26. What is the general equation for polynomial regression?

- For a single independent variable X, the general equation for an nth-degree polynomial regression is:
Y = β₀ + β₁X + β₂X² + β₃X³ + ...  + ε

27. Can polynomial regression be applied to multiple variables?

- Yes, polynomial regression can be applied to multiple independent variables. The equation would include polynomial terms and interaction terms involving multiple variables.
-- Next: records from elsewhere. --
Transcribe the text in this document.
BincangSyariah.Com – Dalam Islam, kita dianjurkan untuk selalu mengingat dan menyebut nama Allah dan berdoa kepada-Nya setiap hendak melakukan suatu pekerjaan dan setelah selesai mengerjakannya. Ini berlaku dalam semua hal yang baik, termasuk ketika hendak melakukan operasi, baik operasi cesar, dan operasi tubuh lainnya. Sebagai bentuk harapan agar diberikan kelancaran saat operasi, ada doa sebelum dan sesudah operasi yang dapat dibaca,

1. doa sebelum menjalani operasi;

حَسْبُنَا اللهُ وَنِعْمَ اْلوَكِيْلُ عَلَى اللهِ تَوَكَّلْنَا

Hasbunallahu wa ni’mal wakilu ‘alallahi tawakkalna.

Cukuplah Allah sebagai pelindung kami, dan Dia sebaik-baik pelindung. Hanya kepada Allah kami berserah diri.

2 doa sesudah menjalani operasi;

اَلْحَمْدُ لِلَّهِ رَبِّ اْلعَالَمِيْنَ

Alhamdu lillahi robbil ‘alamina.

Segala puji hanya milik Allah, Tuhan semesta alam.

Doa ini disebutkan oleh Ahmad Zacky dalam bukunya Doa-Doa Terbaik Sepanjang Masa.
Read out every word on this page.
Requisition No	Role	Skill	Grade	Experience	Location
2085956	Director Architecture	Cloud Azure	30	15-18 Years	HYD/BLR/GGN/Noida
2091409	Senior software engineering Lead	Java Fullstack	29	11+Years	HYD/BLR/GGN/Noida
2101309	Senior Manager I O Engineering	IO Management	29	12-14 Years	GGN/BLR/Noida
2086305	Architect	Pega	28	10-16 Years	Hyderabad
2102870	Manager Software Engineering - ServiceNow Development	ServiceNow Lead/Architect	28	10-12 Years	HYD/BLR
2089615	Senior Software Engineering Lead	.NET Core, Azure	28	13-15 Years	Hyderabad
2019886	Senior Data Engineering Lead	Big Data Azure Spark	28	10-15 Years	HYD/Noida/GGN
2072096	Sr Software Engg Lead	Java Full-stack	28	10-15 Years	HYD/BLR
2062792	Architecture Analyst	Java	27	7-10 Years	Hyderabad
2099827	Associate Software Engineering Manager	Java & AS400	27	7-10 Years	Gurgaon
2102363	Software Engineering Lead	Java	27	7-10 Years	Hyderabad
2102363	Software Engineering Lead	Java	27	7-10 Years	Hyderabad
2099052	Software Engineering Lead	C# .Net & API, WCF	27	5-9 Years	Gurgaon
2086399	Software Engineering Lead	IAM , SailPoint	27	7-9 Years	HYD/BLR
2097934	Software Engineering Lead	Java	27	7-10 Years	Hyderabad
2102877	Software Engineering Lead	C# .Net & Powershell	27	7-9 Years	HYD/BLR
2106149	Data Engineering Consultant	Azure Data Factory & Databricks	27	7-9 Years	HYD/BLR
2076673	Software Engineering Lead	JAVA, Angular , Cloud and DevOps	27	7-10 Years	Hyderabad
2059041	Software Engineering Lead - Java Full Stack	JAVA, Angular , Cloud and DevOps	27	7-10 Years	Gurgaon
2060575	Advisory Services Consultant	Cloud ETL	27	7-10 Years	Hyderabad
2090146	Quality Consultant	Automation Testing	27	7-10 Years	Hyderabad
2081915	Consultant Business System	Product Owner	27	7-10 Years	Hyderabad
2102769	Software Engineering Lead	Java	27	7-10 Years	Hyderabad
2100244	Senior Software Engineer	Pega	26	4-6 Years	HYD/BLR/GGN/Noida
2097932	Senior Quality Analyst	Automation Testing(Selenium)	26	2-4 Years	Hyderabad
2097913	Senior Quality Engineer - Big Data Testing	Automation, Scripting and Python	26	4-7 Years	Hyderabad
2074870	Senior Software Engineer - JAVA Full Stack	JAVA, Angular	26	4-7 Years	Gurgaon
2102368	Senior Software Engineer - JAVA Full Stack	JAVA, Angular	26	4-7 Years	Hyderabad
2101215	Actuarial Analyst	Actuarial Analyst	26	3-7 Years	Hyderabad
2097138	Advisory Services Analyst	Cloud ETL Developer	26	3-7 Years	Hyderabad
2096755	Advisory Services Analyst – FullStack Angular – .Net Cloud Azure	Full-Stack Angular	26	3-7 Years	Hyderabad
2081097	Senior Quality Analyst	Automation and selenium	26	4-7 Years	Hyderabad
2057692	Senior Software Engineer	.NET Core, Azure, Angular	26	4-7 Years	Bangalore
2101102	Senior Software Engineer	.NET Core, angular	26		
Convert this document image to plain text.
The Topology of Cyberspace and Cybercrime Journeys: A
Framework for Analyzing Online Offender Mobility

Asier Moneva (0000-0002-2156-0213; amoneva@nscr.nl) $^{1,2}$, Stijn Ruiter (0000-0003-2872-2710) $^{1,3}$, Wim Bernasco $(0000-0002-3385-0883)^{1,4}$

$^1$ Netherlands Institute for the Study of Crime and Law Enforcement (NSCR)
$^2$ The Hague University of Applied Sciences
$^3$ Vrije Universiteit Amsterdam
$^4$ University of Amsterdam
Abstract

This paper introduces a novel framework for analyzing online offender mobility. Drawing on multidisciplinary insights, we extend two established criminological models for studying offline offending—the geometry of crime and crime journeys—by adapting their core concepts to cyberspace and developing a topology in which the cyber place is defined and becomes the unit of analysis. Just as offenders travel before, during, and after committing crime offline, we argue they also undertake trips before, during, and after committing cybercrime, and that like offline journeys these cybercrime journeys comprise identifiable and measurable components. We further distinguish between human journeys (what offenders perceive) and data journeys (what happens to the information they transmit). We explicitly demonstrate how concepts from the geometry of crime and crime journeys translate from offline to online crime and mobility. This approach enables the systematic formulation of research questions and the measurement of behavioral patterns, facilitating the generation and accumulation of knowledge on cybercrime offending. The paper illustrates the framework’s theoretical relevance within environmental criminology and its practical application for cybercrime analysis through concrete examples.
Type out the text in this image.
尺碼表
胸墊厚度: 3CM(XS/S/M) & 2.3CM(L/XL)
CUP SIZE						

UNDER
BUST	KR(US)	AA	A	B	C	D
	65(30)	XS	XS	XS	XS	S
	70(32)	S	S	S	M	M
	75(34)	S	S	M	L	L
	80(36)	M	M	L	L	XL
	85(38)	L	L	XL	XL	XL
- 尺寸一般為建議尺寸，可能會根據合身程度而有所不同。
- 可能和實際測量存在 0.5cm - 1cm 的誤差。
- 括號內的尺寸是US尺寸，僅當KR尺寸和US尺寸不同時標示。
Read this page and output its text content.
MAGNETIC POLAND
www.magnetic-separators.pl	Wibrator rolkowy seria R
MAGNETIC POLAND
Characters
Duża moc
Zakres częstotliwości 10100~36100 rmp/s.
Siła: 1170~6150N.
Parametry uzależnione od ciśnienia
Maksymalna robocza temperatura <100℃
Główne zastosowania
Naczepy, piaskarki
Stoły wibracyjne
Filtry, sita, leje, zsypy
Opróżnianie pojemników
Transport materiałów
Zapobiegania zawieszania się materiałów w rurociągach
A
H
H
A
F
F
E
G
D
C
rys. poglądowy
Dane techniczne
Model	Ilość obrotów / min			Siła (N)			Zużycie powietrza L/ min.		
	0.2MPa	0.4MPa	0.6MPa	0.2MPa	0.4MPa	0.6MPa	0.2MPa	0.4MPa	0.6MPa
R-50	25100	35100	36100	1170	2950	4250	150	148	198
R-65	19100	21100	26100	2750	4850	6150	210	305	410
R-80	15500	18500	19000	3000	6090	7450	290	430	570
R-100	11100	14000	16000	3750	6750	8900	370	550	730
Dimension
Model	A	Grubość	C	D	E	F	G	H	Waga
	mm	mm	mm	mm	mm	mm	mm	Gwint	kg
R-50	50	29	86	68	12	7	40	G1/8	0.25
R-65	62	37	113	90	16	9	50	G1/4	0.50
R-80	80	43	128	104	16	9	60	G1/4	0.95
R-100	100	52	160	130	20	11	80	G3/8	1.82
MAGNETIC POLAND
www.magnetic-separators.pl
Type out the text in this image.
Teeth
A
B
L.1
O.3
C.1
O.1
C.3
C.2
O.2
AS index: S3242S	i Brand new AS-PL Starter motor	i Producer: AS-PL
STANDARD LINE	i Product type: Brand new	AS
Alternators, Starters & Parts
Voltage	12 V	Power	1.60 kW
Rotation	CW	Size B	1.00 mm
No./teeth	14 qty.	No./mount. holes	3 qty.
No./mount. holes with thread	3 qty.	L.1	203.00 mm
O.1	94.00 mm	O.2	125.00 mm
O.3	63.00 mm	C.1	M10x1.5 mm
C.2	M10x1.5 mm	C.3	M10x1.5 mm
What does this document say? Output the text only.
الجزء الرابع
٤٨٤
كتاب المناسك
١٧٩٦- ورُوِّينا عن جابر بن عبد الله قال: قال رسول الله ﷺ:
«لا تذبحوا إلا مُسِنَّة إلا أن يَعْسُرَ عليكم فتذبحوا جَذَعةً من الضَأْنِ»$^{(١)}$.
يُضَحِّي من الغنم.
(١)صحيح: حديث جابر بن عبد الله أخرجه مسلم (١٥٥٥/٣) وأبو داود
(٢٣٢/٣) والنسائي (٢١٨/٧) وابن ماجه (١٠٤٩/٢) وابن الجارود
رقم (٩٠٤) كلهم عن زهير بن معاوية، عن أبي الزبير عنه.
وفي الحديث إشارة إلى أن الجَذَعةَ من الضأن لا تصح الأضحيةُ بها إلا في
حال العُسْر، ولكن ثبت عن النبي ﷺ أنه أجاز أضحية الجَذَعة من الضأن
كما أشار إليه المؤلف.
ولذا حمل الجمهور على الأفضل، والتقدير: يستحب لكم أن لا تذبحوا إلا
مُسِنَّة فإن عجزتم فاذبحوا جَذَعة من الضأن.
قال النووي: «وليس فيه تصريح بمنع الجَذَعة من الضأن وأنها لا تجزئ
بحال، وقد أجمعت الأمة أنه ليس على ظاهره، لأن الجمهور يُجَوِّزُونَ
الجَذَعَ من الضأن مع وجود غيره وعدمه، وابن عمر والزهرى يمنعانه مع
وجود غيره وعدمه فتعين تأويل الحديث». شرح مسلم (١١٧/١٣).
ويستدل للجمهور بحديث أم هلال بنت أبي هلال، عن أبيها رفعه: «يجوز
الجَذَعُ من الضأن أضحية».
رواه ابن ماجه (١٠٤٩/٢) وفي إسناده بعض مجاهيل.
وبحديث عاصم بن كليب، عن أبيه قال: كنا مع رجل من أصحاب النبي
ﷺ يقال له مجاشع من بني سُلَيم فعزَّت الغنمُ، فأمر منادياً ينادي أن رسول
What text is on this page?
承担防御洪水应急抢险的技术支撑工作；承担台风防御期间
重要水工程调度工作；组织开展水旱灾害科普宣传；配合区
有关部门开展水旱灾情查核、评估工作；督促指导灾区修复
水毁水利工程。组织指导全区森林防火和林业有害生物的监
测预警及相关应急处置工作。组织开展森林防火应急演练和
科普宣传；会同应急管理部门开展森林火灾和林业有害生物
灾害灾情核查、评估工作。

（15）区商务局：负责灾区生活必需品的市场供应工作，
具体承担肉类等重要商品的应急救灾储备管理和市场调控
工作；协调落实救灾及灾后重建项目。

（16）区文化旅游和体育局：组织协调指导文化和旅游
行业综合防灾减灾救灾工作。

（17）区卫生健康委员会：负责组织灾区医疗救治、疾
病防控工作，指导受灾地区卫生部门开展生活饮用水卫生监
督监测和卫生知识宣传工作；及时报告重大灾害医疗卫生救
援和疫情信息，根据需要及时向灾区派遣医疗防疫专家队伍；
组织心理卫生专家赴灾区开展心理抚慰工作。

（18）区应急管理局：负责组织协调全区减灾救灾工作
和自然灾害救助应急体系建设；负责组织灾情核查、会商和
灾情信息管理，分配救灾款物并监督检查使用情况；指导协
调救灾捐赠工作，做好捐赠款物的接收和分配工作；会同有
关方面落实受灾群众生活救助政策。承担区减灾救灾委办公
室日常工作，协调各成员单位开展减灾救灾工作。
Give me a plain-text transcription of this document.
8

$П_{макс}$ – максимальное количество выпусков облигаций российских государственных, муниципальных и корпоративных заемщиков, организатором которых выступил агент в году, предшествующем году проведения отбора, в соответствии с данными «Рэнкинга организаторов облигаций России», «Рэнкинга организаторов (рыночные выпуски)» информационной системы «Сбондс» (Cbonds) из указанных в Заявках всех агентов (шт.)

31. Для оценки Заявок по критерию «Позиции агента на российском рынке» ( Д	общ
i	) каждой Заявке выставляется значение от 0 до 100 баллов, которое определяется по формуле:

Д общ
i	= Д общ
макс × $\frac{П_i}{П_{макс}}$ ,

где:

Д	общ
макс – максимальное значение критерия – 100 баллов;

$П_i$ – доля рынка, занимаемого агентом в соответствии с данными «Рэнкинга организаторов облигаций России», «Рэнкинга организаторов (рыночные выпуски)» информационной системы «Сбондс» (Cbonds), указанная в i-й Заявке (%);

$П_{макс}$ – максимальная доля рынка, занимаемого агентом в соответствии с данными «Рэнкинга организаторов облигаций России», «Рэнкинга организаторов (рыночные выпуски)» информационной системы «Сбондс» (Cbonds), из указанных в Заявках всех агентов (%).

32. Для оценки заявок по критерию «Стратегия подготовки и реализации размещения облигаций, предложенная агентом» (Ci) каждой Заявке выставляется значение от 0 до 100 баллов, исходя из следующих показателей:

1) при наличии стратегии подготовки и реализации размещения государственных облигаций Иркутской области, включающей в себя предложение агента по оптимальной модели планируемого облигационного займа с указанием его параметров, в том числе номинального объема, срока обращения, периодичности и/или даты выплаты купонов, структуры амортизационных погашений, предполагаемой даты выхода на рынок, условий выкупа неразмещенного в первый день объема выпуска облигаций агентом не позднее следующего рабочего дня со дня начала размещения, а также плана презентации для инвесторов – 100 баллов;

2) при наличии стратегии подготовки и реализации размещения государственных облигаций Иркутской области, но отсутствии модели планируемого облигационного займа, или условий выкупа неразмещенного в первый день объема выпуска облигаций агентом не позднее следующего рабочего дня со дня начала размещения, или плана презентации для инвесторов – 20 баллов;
For example, with two independent variables (X₁ and X₂), a second-degree polynomial regression might look like:
Y = β₀ + β₁X₁ + β₂X₂ + β₃X₁² + β₄X₂² + β₅X₁X₂ + ε

28. What are the limitations of polynomial regression?

- Limitations include :
* **Overfitting :** Higher-degree polynomials can easily overfit the data, capturing noise rather than the underlying relationship, leading to poor generalization to new data.
* **Extrapolation :** Polynomial models can produce very unreliable predictions outside the range of the observed data.
* **Interpretation :** As the degree of the polynomial increases, the interpretation of the coefficients becomes more complex.
* **Data Requirements :** Fitting high-degree polynomials effectively often requires a large amount of data.

29. What methods can be used to evaluate model fit when selecting the degree of a polynomial?

- Methods include :
* **Visual inspection of the fitted curve :** Plotting the regression curve against the data points to see how well it fits.
* **Adjusted R² :** Choosing the degree that maximizes the adjusted R², which penalizes the addition of unnecessary terms.
* **AIC (Akaike Information Criterion) and BIC (Bayesian Information Criterion) :** These information criteria help balance model fit and complexity.
* **Cross-validation :** Evaluating the model's performance on unseen data for different polynomial degrees.
* **Hypothesis testing on the coefficients :** Assessing the significance of the higher-order polynomial terms.

30. Why is visualization important in polynomial regression?

- Visualization is crucial in polynomial regression for :
* Identifying non-linear relationships in the data initially.
* Assessing the fit of the polynomial curve to the data points.
* Detecting overfitting by observing if the curve is excessively wiggly or follows noise.
* Understanding the shape of the relationship being modeled.

31. How is polynomial regression implemented in Python?

- Polynomial regression can be implemented in Python using libraries like :
* **NumPy and scikit-learn :** You can use PolynomialFeatures from sklearn.preprocessing to generate polynomial features from the original independent variable(s), and then use a linear regression model (like LinearRegression from sklearn.linear_model) to fit the model to these transformed features.
* **Statsmodels :** This library also provides functionality for fitting polynomial regression models.